Indeed, Jovann had certainly come this way, probably dragged. Not long ago, not long at all. Perhaps only a few hours before, in fact! Which meant he might very well still be alive.
There was no way of knowing whether the scent he caught was from Jovann being dragged into prison or dragged out for execution. But the cat, his tail long and low behind him, trotted down the passage, determined to find where it led. Oh, of course, he’d locate Lord Dok-Kasemsan too, eventually. However, he did not believe Sairu would object to this detour.

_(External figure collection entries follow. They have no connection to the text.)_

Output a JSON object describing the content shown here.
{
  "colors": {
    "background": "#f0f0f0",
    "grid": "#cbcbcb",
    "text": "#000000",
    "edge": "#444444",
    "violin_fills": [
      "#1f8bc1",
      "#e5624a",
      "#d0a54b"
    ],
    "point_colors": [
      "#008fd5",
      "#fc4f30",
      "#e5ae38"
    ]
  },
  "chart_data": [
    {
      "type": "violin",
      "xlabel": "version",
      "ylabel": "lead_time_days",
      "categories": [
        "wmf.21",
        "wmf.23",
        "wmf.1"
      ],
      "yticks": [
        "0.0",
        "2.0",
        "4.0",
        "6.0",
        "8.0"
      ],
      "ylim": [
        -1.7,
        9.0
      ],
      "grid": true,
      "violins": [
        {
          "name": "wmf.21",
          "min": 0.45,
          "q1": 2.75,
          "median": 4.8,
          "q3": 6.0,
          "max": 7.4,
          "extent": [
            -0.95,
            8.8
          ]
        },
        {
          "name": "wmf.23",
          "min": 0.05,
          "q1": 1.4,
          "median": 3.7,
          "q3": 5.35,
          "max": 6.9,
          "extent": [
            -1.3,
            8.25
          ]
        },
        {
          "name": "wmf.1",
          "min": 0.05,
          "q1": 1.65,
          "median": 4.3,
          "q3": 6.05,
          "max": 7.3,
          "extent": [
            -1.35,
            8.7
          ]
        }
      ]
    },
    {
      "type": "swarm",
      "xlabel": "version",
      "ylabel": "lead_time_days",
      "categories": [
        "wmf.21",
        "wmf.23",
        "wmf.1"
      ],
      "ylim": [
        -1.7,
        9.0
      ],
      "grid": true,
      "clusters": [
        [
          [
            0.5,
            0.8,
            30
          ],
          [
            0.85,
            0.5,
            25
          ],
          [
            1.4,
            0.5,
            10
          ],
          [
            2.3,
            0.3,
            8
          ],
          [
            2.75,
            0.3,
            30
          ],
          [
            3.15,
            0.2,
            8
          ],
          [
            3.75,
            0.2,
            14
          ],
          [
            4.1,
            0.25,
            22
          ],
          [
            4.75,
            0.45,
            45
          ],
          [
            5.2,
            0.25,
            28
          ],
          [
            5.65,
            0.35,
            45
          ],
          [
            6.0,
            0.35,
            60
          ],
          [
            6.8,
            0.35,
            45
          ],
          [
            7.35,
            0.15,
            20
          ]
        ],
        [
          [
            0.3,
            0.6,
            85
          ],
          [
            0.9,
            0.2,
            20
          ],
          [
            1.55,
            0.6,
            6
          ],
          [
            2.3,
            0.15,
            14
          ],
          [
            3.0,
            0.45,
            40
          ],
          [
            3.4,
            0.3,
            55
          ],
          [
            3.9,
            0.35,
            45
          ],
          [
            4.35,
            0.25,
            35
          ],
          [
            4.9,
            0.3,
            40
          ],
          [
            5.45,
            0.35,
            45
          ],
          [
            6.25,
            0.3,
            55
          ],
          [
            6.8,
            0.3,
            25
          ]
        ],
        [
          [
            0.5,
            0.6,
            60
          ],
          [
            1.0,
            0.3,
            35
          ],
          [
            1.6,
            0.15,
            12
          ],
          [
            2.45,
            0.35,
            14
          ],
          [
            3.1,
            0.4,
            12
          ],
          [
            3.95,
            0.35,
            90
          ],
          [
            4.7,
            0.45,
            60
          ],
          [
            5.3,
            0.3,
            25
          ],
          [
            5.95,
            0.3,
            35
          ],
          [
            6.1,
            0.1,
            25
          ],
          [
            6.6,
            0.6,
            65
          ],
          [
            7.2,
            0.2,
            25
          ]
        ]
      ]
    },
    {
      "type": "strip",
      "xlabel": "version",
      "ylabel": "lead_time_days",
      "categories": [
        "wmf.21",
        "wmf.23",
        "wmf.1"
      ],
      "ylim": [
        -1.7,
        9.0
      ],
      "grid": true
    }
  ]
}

As he neared the end of the passage, it opened up with light and a small workspace. A prison-keeper’s station, furnished with a bench, a table, a lamp, and little else, appeared before him. The prison-keeper himself, secure in his knowledge of the locks and bolts around him, sat on the bench, his back against the wall, his feet propped on the table, and snored loud and long. What a man he must be to sleep amid this dank despair! It was amazing, the cat mused, the things to which mortals accustomed themselves.
Jovann’s scent was still strong. The cat proceeded with his nose to the ground, following where that scent led and ending up at a narrow, heavy door. He put a paw to it and pressed. He did not consider his powers to be magic, because magic would imply spells and sorcery, which was not something the cat could bother himself to learn. His powers were deeper, an innate part of his being. He had, for as long as he could remember, been able to break through locks and barriers, particularly mortal ones.
Except for . . .
“Dragons blast it,” he muttered. “Iron.”
There was no use in fighting iron. Already he felt it going to his head, leaving him dizzy and sick to his stomach. All other metals and alloys would bend to his whim. But never iron.